Role of nitric oxide and carbon monoxide in Nω-Nitro-l-arginine methyl ester-resistant acetylcholine-induced relaxation in chicken carotid artery

The current study examined the hypothesis that acetylcholine-induced Nω-Nitro-l-arginine methyl ester (l-NAME)-resistant endothelium-dependent relaxations in the chicken carotid artery are mediated by nitric oxide and carbon monoxide.
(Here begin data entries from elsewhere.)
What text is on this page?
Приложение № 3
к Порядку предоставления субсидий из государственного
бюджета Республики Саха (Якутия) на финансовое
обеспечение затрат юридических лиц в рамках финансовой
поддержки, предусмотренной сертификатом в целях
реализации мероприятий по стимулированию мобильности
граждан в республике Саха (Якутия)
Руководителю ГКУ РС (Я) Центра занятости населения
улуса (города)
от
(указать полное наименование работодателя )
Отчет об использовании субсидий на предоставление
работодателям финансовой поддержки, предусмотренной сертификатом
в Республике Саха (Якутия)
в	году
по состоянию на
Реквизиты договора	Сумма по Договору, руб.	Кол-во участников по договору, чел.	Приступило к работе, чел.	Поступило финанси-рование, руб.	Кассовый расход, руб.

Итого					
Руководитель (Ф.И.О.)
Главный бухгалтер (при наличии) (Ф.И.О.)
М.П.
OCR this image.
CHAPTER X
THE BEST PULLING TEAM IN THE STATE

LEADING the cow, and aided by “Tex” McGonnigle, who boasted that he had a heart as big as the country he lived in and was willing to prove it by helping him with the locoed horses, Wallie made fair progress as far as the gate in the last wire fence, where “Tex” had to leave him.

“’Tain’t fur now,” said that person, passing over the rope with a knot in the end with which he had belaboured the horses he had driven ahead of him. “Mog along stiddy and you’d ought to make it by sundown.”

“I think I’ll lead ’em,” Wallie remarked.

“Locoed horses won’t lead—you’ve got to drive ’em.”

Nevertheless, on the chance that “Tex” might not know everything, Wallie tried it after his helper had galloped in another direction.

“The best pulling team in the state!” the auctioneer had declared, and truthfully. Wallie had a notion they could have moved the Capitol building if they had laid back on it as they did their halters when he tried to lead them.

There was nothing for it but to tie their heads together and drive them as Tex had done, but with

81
Acetylcholine (1 nM–3 µM) caused a concentration-dependent relaxation (pD2 6.81 ± 0.05, Rmax 115 ± 3%) of the artery segments precontracted with phenylephrine (3 µM). l-NAME (1 mM) decreased the sensitivity (pD2 6.44 ± 0.06), but not the efficacy (Rmax 108 ± 3%) of acetylcholine. It also partially decreased the acetylcholine (3 µM)-stimulated nitrite release. While treatment with Nω-Nitro-l-arginine (l-NNA; 1 mM) plus l-NAME (1 mM) decreased the acetylcholine-stimulated nitrite release to the basal level, it moderately inhibited (Rmax 77 ± 3%) the maximal relaxation elicited with the muscarinic agonist. 2-Phenyl-4,4,5,5-tetramethylimidazoline-1-oxyl 3-oxide (PTIO; 100 µM) a specific scavenger of nitric oxide (NO) plus the two NOS inhibitors further decreased the acetylcholine-evoked relaxation (Rmax 34 ± 2%). Although soluble guanylyl cyclase (sGC) inhibitor 1H-[1,2,4]oxadiazolo[4,3-a]quinoxalin-1-one (ODQ; 10 µM) markedly inhibited the acetylcholine-stimulated increase in tissue cGMP to less than the basal levels, it only decreased the sensitivity, but not the efficacy of the agonist either in the presence or absence of l-NAME (1 mM). Zinc Protoporphyrin-IX (ZnPP; 10 µM), a hemeoxygenase (HO) inhibitor, partially inhibited (Rmax 72 ± 3%) the l-NAME-resistant acetylcholine-induced relaxations. A combined treatment of the arterial rings with l-NAME, l-NNA, PTIO and ZnPP nearly abolished (Rmax 7 ± 0.9%) the vasodilator responses to acetylcholine. Endothelium removal abolished the relaxation response to acetylcholine. In conclusion, it is suggested that the acetylcholine-induced l-NAME-resistant relaxation is primarily, mediated by NO with a small but significant contribution from endothelium-derived carbon monoxide in the chicken carotid artery.